File Format Conversion in Peak® Spectroscopy Software

Most instrument companies save data from their instruments in undocumented propietary binary formats, with few if any options for exporting the data into universal, open formats. When such export is possible, it usually has to be done one file at a time because there is no provision for batch conversion of multiple files at the same time.

In addition, some instruments vendors file formats are multi-files. A multi-file is a single file containing more than one spectrum. Sometimes the individual spectra in a multi-file are the same data type, such as all the absorbance files collected in a day, and sometimes they contain different datatypes, such as the inteferogram, singlebeam and transmittance data for a single sample. These variations complicate the export of data. Fortunately, Peak® Spectroscopy Software can handle all these cases.

Batch File Conversion

Peak® has a Batch File Conversion Tool.

The Batch File Conversion tool

Files loaded into a window, or disk files, can be converted. The choices for 'Source of Data' are:

Pick files to batch convert formats

Files can be saved in various formats. See 'Output File Formats' below for more information.

File formats for saving data

Batch File Save

Batch File Save is different from Batch File Conversion because it only operates on files that are loaded into Peak®, and most importantly it allows flexible re-naming of the files.

From the File / Batch Save of Spectra menu, this dialog appears:

The Batch Save Dialog

The right side of the dialog controls the source of the data, where to save it, and what format to save it in. The options are much like those above in 'Batch File Conversion'

Source and Format choices for Batch Save

The left side of the dialog controls the naming of the saved files. It allows for flexible options to control the names of the destination files.

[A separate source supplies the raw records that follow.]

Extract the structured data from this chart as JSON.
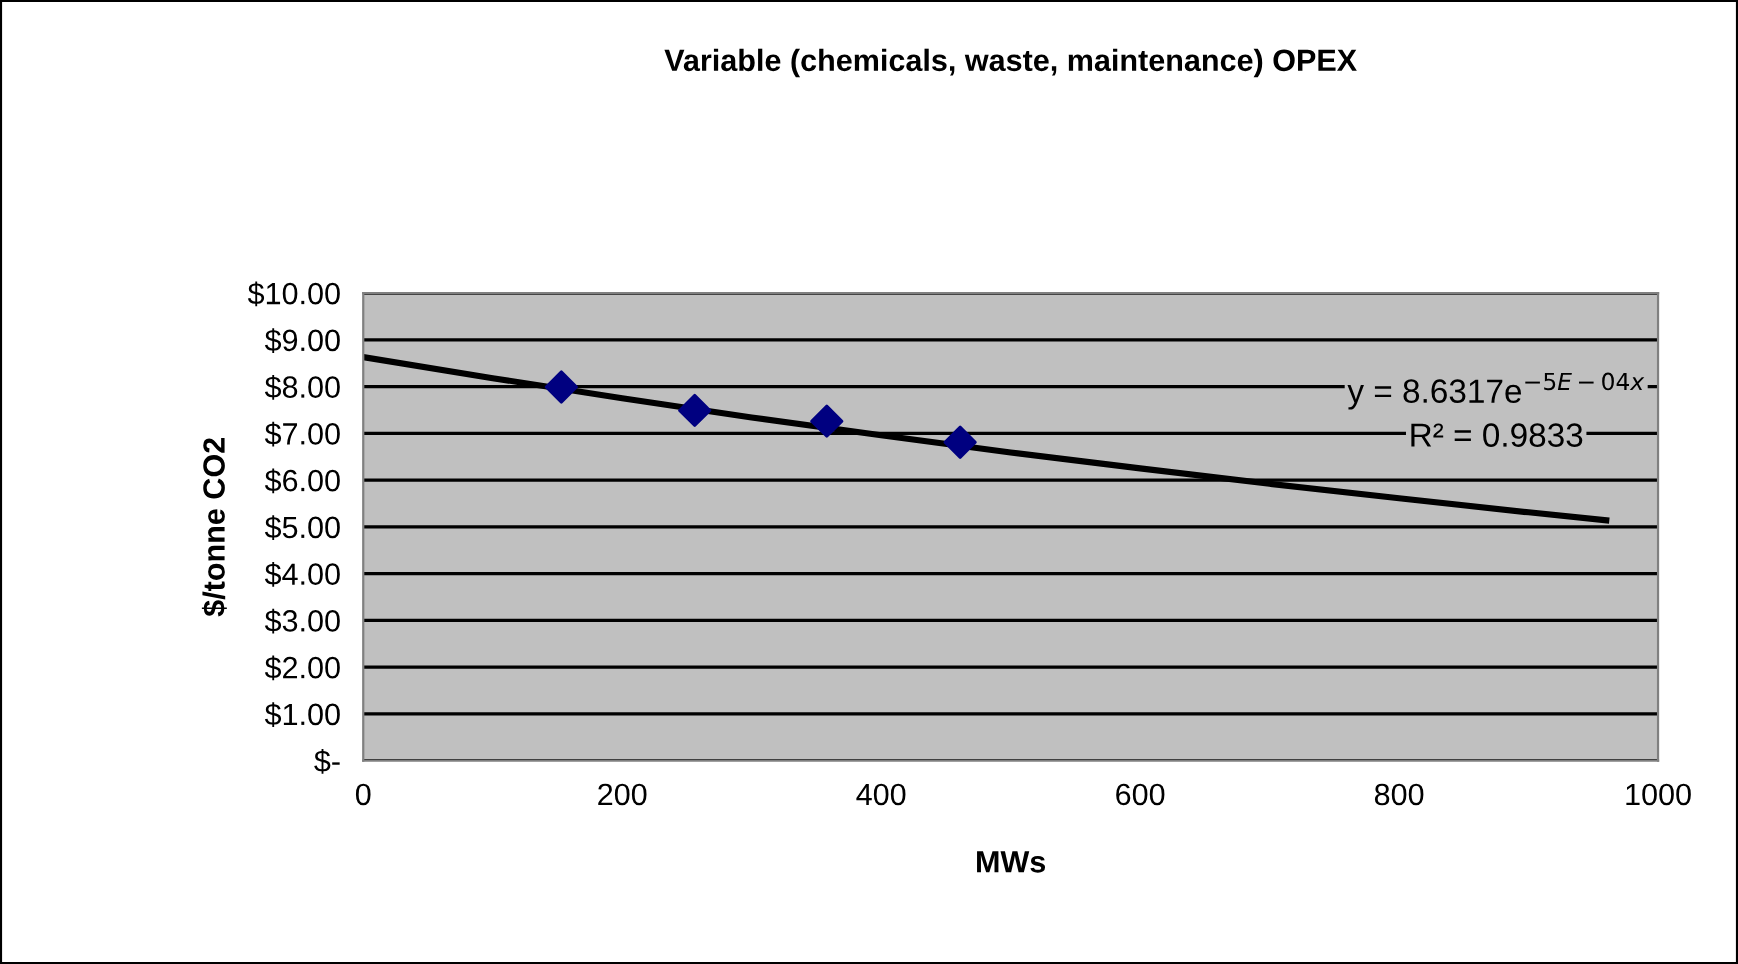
{
  "chart_data": {
    "type": "scatter",
    "title": "Variable (chemicals, waste, maintenance) OPEX",
    "xlabel": "MWs",
    "ylabel": "$/tonne CO2",
    "series": [
      {
        "color": "#000080",
        "marker": "diamond",
        "x": [
          153,
          256,
          358,
          461
        ],
        "values": [
          7.99,
          7.49,
          7.26,
          6.81
        ]
      },
      {
        "type": "line",
        "marker": "none",
        "color": "#000000",
        "x": [
          0,
          100,
          200,
          300,
          400,
          500,
          600,
          700,
          800,
          900,
          960
        ],
        "values": [
          8.63,
          8.18,
          7.75,
          7.34,
          6.96,
          6.59,
          6.25,
          5.92,
          5.61,
          5.31,
          5.14
        ]
      }
    ],
    "annotations": [
      "y = 8.6317e$^{−5E−04x}$",
      "R² = 0.9833"
    ],
    "xlim": [
      0,
      1000
    ],
    "xticks": [
      0,
      200,
      400,
      600,
      800,
      1000
    ],
    "ylim": [
      0,
      10
    ],
    "yticks": [
      {
        "value": 0,
        "label": "$-"
      },
      {
        "value": 1,
        "label": "$1.00"
      },
      {
        "value": 2,
        "label": "$2.00"
      },
      {
        "value": 3,
        "label": "$3.00"
      },
      {
        "value": 4,
        "label": "$4.00"
      },
      {
        "value": 5,
        "label": "$5.00"
      },
      {
        "value": 6,
        "label": "$6.00"
      },
      {
        "value": 7,
        "label": "$7.00"
      },
      {
        "value": 8,
        "label": "$8.00"
      },
      {
        "value": 9,
        "label": "$9.00"
      },
      {
        "value": 10,
        "label": "$10.00"
      }
    ],
    "grid": "y",
    "legend": false
  }
}
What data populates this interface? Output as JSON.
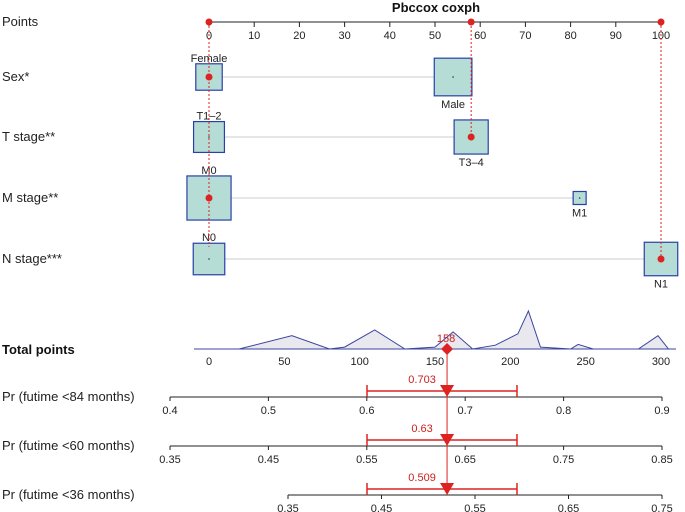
{
  "chart_data": {
    "type": "nomogram",
    "title": "Pbccox coxph",
    "colors": {
      "box_fill": "#b5ddd5",
      "box_stroke": "#2a3fa8",
      "highlight": "#dd2222",
      "axis": "#222222",
      "connector": "#cccccc"
    },
    "points_axis": {
      "label": "Points",
      "min": 0,
      "max": 100,
      "ticks": [
        0,
        10,
        20,
        30,
        40,
        50,
        60,
        70,
        80,
        90,
        100
      ]
    },
    "variables": [
      {
        "label": "Sex*",
        "levels": [
          {
            "name": "Female",
            "points": 0,
            "weight": 0.33,
            "label_side": "above"
          },
          {
            "name": "Male",
            "points": 54,
            "weight": 0.67,
            "label_side": "below"
          }
        ]
      },
      {
        "label": "T stage**",
        "levels": [
          {
            "name": "T1–2",
            "points": 0,
            "weight": 0.45,
            "label_side": "above"
          },
          {
            "name": "T3–4",
            "points": 58,
            "weight": 0.55,
            "label_side": "below"
          }
        ]
      },
      {
        "label": "M stage**",
        "levels": [
          {
            "name": "M0",
            "points": 0,
            "weight": 0.92,
            "label_side": "above"
          },
          {
            "name": "M1",
            "points": 82,
            "weight": 0.08,
            "label_side": "below"
          }
        ]
      },
      {
        "label": "N stage***",
        "levels": [
          {
            "name": "N0",
            "points": 0,
            "weight": 0.47,
            "label_side": "above"
          },
          {
            "name": "N1",
            "points": 100,
            "weight": 0.53,
            "label_side": "below"
          }
        ]
      }
    ],
    "selected": {
      "points": [
        0,
        58,
        0,
        100
      ],
      "total": 158
    },
    "total_points": {
      "label": "Total points",
      "min": 0,
      "max": 300,
      "ticks": [
        0,
        50,
        100,
        150,
        200,
        250,
        300
      ],
      "selected_label": "158",
      "density": [
        [
          0,
          0.0
        ],
        [
          20,
          0.0
        ],
        [
          55,
          0.35
        ],
        [
          80,
          0.0
        ],
        [
          90,
          0.05
        ],
        [
          110,
          0.5
        ],
        [
          130,
          0.0
        ],
        [
          150,
          0.05
        ],
        [
          162,
          0.45
        ],
        [
          175,
          0.0
        ],
        [
          190,
          0.1
        ],
        [
          205,
          0.4
        ],
        [
          212,
          1.0
        ],
        [
          220,
          0.05
        ],
        [
          240,
          0.0
        ],
        [
          245,
          0.12
        ],
        [
          255,
          0.0
        ],
        [
          285,
          0.0
        ],
        [
          298,
          0.35
        ],
        [
          305,
          0.0
        ]
      ]
    },
    "probability_axes": [
      {
        "label": "Pr (futime <84 months)",
        "ticks": [
          "0.4",
          "0.5",
          "0.6",
          "0.7",
          "0.8",
          "0.9"
        ],
        "tick_values": [
          0.4,
          0.5,
          0.6,
          0.7,
          0.8,
          0.9
        ],
        "range": [
          0.4,
          0.9
        ],
        "value": 0.703,
        "value_label": "0.703",
        "ci": [
          0.613,
          0.775
        ]
      },
      {
        "label": "Pr (futime <60 months)",
        "ticks": [
          "0.35",
          "0.45",
          "0.55",
          "0.65",
          "0.75",
          "0.85"
        ],
        "tick_values": [
          0.35,
          0.45,
          0.55,
          0.65,
          0.75,
          0.85
        ],
        "range": [
          0.35,
          0.85
        ],
        "value": 0.63,
        "value_label": "0.63",
        "ci": [
          0.55,
          0.71
        ]
      },
      {
        "label": "Pr (futime <36 months)",
        "ticks": [
          "0.35",
          "0.45",
          "0.55",
          "0.65",
          "0.75"
        ],
        "tick_values": [
          0.35,
          0.45,
          0.55,
          0.65,
          0.75
        ],
        "range": [
          0.35,
          0.75
        ],
        "value": 0.509,
        "value_label": "0.509",
        "ci": [
          0.424,
          0.583
        ]
      }
    ]
  }
}
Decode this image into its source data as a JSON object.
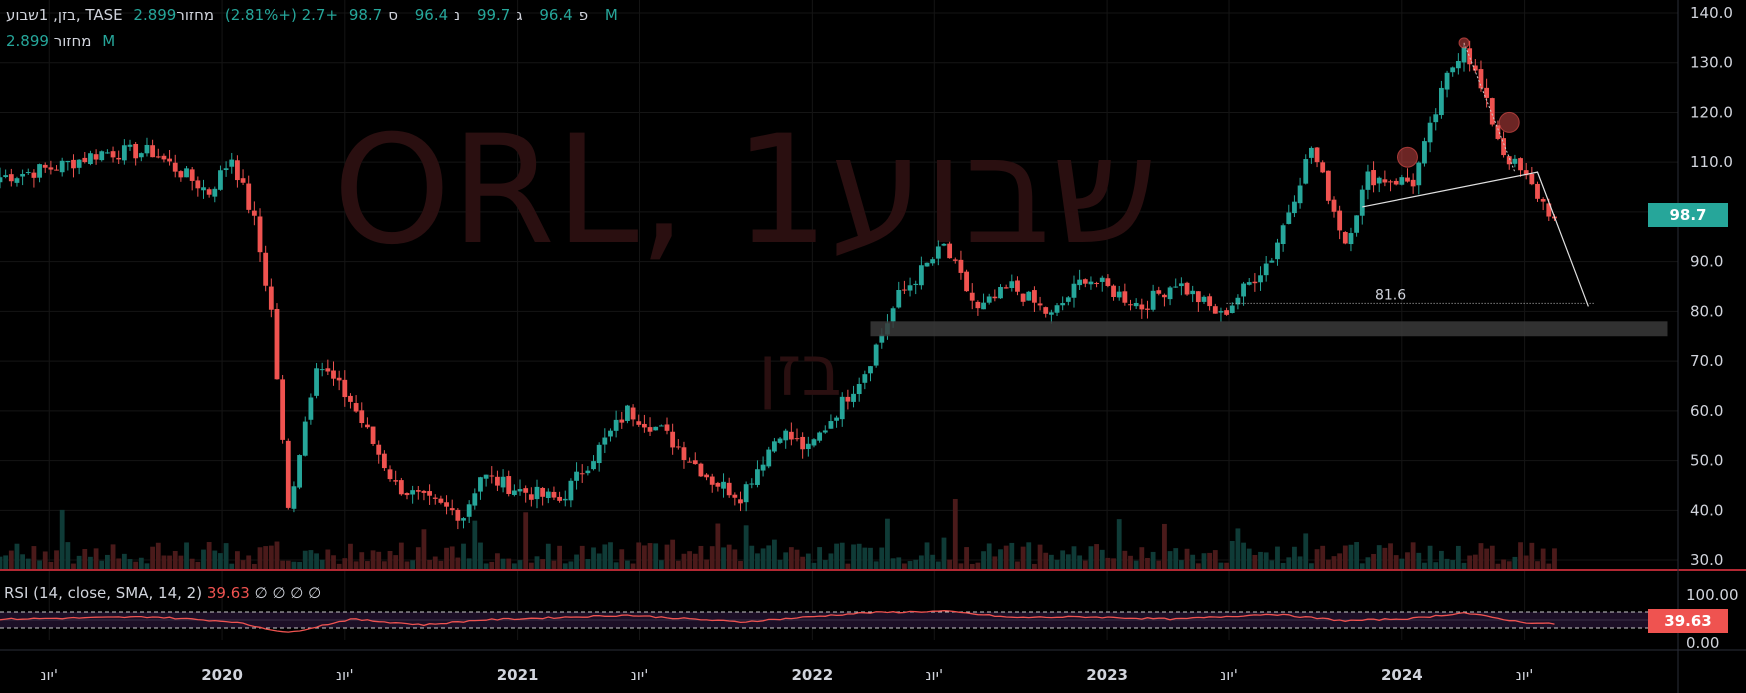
{
  "legend": {
    "symbol": "בזן, 1שבוע, TASE",
    "open_label": "פ",
    "open": "96.4",
    "high_label": "ג",
    "high": "99.7",
    "low_label": "נ",
    "low": "96.4",
    "close_label": "ס",
    "close": "98.7",
    "change": "+2.7 (+2.81%)",
    "volume_label": "מחזור",
    "volume": "2.899 M"
  },
  "watermark": {
    "main": "ORL, 1שבוע",
    "sub": "בזן"
  },
  "rsi_legend": {
    "label": "RSI (14, close, SMA, 14, 2)",
    "value": "39.63",
    "placeholders": [
      "∅",
      "∅",
      "∅",
      "∅"
    ]
  },
  "price_badge": "98.7",
  "rsi_badge": "39.63",
  "annotation_level": "81.6",
  "colors": {
    "up": "#26a69a",
    "down": "#ef5350",
    "rsi": "#ef5350",
    "badge_up": "#26a69a"
  },
  "chart_data": {
    "type": "candlestick",
    "y_axis_ticks": [
      30,
      40,
      50,
      60,
      70,
      80,
      90,
      100,
      110,
      120,
      130,
      140
    ],
    "y_tick_labels": [
      "30.0",
      "40.0",
      "50.0",
      "60.0",
      "70.0",
      "80.0",
      "90.0",
      "",
      "110.0",
      "120.0",
      "130.0",
      "140.0"
    ],
    "ylim": [
      28,
      141
    ],
    "rsi_ticks": [
      0,
      100
    ],
    "rsi_tick_labels": [
      "0.00",
      "100.00"
    ],
    "rsi_bands": [
      30,
      70
    ],
    "x_labels": [
      "יונ'",
      "2020",
      "יונ'",
      "2021",
      "יונ'",
      "2022",
      "יונ'",
      "2023",
      "יונ'",
      "2024",
      "יונ'"
    ],
    "xlim": [
      "2019-04-01",
      "2024-12-08"
    ],
    "x_label_dates": [
      "2019-06-01",
      "2020-01-01",
      "2020-06-01",
      "2021-01-01",
      "2021-06-01",
      "2022-01-01",
      "2022-06-01",
      "2023-01-01",
      "2023-06-01",
      "2024-01-01",
      "2024-06-01"
    ],
    "weekly_close_anchors": [
      [
        "2019-04-01",
        107
      ],
      [
        "2019-06-10",
        109
      ],
      [
        "2019-08-05",
        112
      ],
      [
        "2019-10-07",
        112
      ],
      [
        "2019-12-16",
        104
      ],
      [
        "2020-01-13",
        111
      ],
      [
        "2020-02-10",
        98
      ],
      [
        "2020-03-02",
        80
      ],
      [
        "2020-03-23",
        40
      ],
      [
        "2020-04-27",
        70
      ],
      [
        "2020-06-08",
        62
      ],
      [
        "2020-08-03",
        45
      ],
      [
        "2020-09-07",
        42
      ],
      [
        "2020-10-26",
        39
      ],
      [
        "2020-11-16",
        47
      ],
      [
        "2021-01-04",
        44
      ],
      [
        "2021-02-22",
        42
      ],
      [
        "2021-05-17",
        60
      ],
      [
        "2021-06-28",
        56
      ],
      [
        "2021-08-30",
        46
      ],
      [
        "2021-10-04",
        43
      ],
      [
        "2021-11-22",
        56
      ],
      [
        "2021-12-27",
        52
      ],
      [
        "2022-03-07",
        68
      ],
      [
        "2022-04-18",
        83
      ],
      [
        "2022-06-13",
        93
      ],
      [
        "2022-07-25",
        80
      ],
      [
        "2022-09-05",
        85
      ],
      [
        "2022-10-24",
        79
      ],
      [
        "2022-12-05",
        87
      ],
      [
        "2023-02-13",
        81
      ],
      [
        "2023-03-27",
        86
      ],
      [
        "2023-05-22",
        79
      ],
      [
        "2023-07-24",
        91
      ],
      [
        "2023-09-11",
        113
      ],
      [
        "2023-10-23",
        94
      ],
      [
        "2023-11-20",
        107
      ],
      [
        "2024-01-15",
        106
      ],
      [
        "2024-02-26",
        127
      ],
      [
        "2024-03-18",
        134
      ],
      [
        "2024-05-06",
        112
      ],
      [
        "2024-05-27",
        108
      ],
      [
        "2024-07-08",
        98.7
      ]
    ],
    "rsi_anchors": [
      [
        "2019-04-01",
        52
      ],
      [
        "2019-10-07",
        58
      ],
      [
        "2020-01-13",
        46
      ],
      [
        "2020-03-23",
        18
      ],
      [
        "2020-06-08",
        52
      ],
      [
        "2020-09-07",
        38
      ],
      [
        "2020-11-16",
        50
      ],
      [
        "2021-05-17",
        62
      ],
      [
        "2021-10-04",
        45
      ],
      [
        "2022-03-07",
        68
      ],
      [
        "2022-06-13",
        72
      ],
      [
        "2022-09-05",
        56
      ],
      [
        "2022-12-05",
        58
      ],
      [
        "2023-03-27",
        52
      ],
      [
        "2023-07-24",
        65
      ],
      [
        "2023-10-23",
        48
      ],
      [
        "2024-01-15",
        54
      ],
      [
        "2024-03-18",
        68
      ],
      [
        "2024-05-27",
        45
      ],
      [
        "2024-07-08",
        39.63
      ]
    ],
    "shapes": {
      "support_zone": [
        75,
        78
      ],
      "level_line": 81.6,
      "projection_path": [
        [
          "2023-11-13",
          101
        ],
        [
          "2024-06-17",
          108
        ],
        [
          "2024-08-19",
          81
        ]
      ],
      "pattern_line": [
        [
          "2024-03-18",
          134
        ],
        [
          "2024-05-20",
          108
        ]
      ],
      "markers": [
        [
          "2024-03-18",
          134
        ],
        [
          "2024-01-08",
          111
        ],
        [
          "2024-05-13",
          118
        ]
      ]
    }
  }
}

How to name files for Batch Save

Input File Formats

Files can be converted from any of the file types that Peak® can read.

Output File Formats

The formats that Peak® can write to are:
  • Thermo/Galactic (.spc) format. This is the format created and used by Galactic in its popular SpectraCalc, LabCalc and GRAMS programs. Despite its age (dating to about 1988) and limitations, it has become a defacto common file format in the industry and can be read by most infrared spectroscopy software. The format is well documented, and a Software Development Kit was available at https://ftirsearch.com/features/converters/spcfileformat.htm. Galactic released a free ActiveX component named gspciolib.dll for reading .spc files in your own programs. The dll was packaged with documentation and named 'SpcIO Library'. It seems these resources have disappeared from the internet after the Thermo acquisition of Galactic.
  • JCAMP-DX files (.dx, .jdx). This is the JCAMP Data eXchange format, which was created in the 1980s. Designed to be flexible and extensible, it is an ASCII format so it is human-readable. It includes some clever compression options because disk space was a scarce resource in the 1980s. Because the compression options make it unreadable, and limited disk storage space is no longer a problem, most JCAMP files that one encounters are uncompressed. This format is well documented, see Jcamp-dx.org, and is supported by many spectroscopy programs
  • ASCII. This is plain text including the format known as comma-separated-values (.csv). These are human readable tables of spectral values. The format is well-supported, and human-readable, but has many limitations. Most importantly, any supplemental 'header' information, such as memo fields, data types, audit trails, and so on, is not transmitted in this format.
  • Excel (.xls). This is the popular Microsoft Excel spreadsheet format. Excel is used by many scientists for data analysis. Peak® can write directly to this format.
  • Matlab (.mat). In the 1990's, Matlab became the default program for chemometrics development. Peak® can write directly to this format, making data interchange easy for the matlab user.
  • Python numpy (.npy). Python is very popular for data analysis. Peak® can read and write to this format.
  • Perkin-Elmer (.sp) file format. Support for this PE format allows data interchange with Perkin Elmer software packages.
  • Bruker OPUS (.0). Some OPUS quant packages will only allow import of files that are in OPUS format.

Multi-Files

Peak® can also combine multiple spectra into what are known as multi-files, which are single files that contain multiple, related, spectra. This ability is very useful for those who are developing chemometrics applications, because all of the needed data is packaged into one file. The 'Export to Multifile' tool in Peak® performs this action.